El escritor elevó sus ojos con expresión de santa mansedumbre y dijo con místico acento:

—Así lo haré, reverendo padre. No me duele esa humillación, porque me la ordenan mis superiores y es beneficiosa para mi alma.

—Ahora que ya hemos hablado de asuntos particulares —dijo el padre Tomás con entonación más amable, aunque sin perder su gesto de superior—, conviene que hablemos de otros asuntos que serán beneficiosos para la Compañía. Ante todo advierto a usted, padre Palomo, que va a quedarse en Madrid.

—Haré lo que mis superiores me manden.

—Seguirá usted dedicado a sus tareas literarias, pues conviene a la Compañía, en las presentes circunstancias, el emplear las facultades que Dios le ha dado a usted, aunque advirtiéndole que no por esto debe volver a caer en su antiguo orgullo.

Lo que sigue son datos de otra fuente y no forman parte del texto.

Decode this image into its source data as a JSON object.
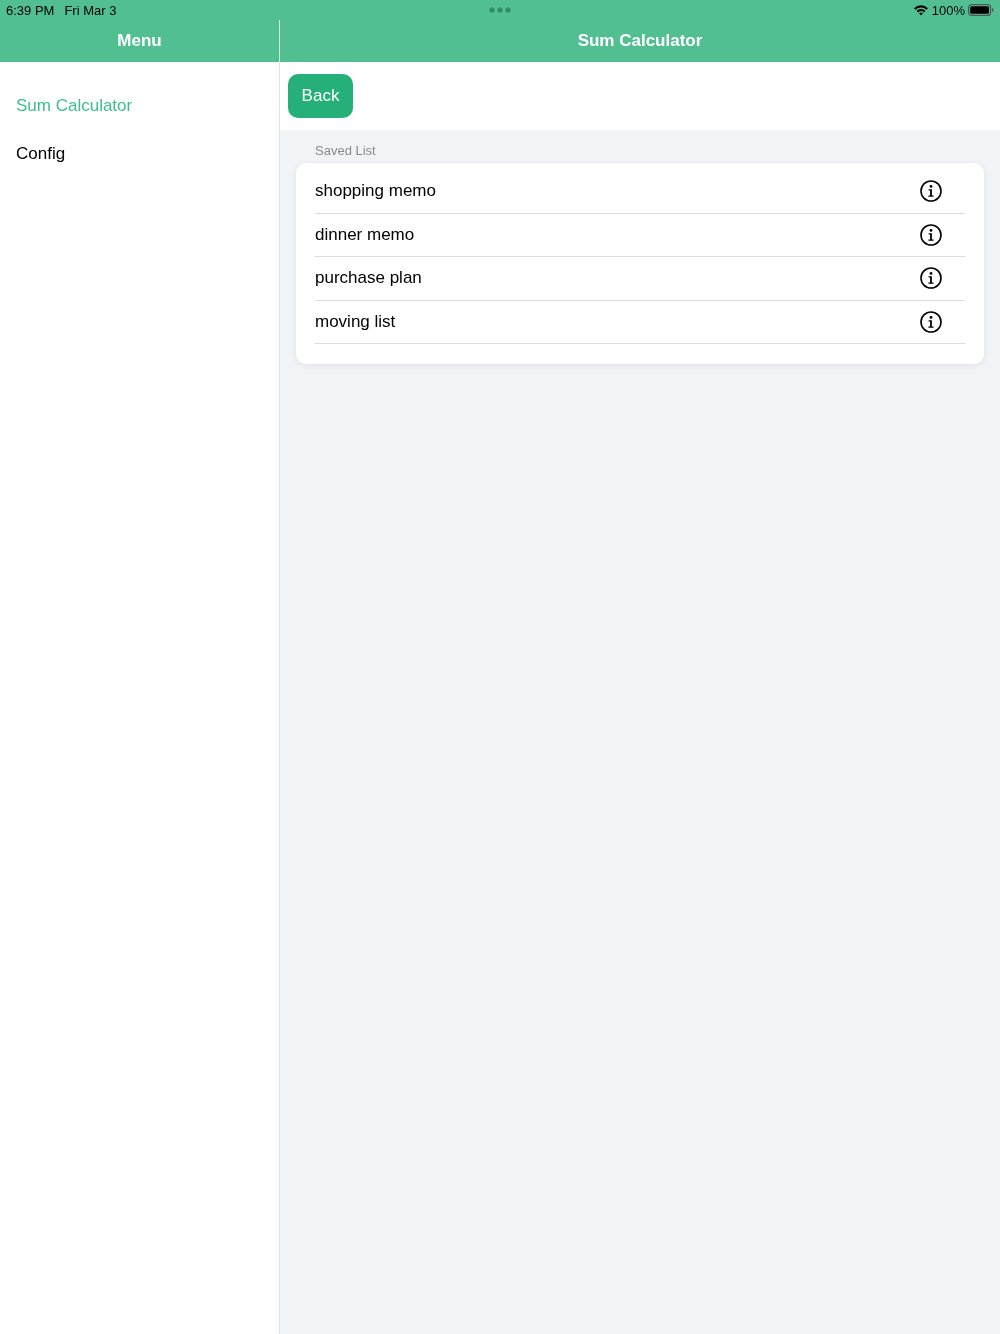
{
  "status_bar": {
    "time": "6:39 PM",
    "date": "Fri Mar 3",
    "battery": "100%"
  },
  "sidebar": {
    "title": "Menu",
    "items": [
      {
        "label": "Sum Calculator",
        "selected": true
      },
      {
        "label": "Config",
        "selected": false
      }
    ]
  },
  "main": {
    "title": "Sum Calculator",
    "back_button": "Back",
    "section_title": "Saved List",
    "items": [
      {
        "label": "shopping memo"
      },
      {
        "label": "dinner memo"
      },
      {
        "label": "purchase plan"
      },
      {
        "label": "moving list"
      }
    ]
  }
}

—Seré humilde como un buen soldado de Jesús.

—Soldado; ésa es la palabra. Va a ser usted combatiente en favor de nuestra gran causa. Hasta ahora sólo ha escrito usted novelas de puro entretenimiento, ¿no es esto?

—Sí; pero todas ellas tienen su fin: el de demostrar que la Compañía de Jesús es la institución más santa, y que todos deben ponerse bajo su dirección.

—Sí; lo sé. He leído algunas de esas obras, pero no basta eso. La Compañía necesita un libro de batalla que mueva ruido y que escandalice. ¿Antes de entrar en la Orden no pertenecía usted a esa juventud elegante que penetra hasta en lo más recóndito de las alcobas de las grandes damas, y conoce todas las miserias de la alta sociedad?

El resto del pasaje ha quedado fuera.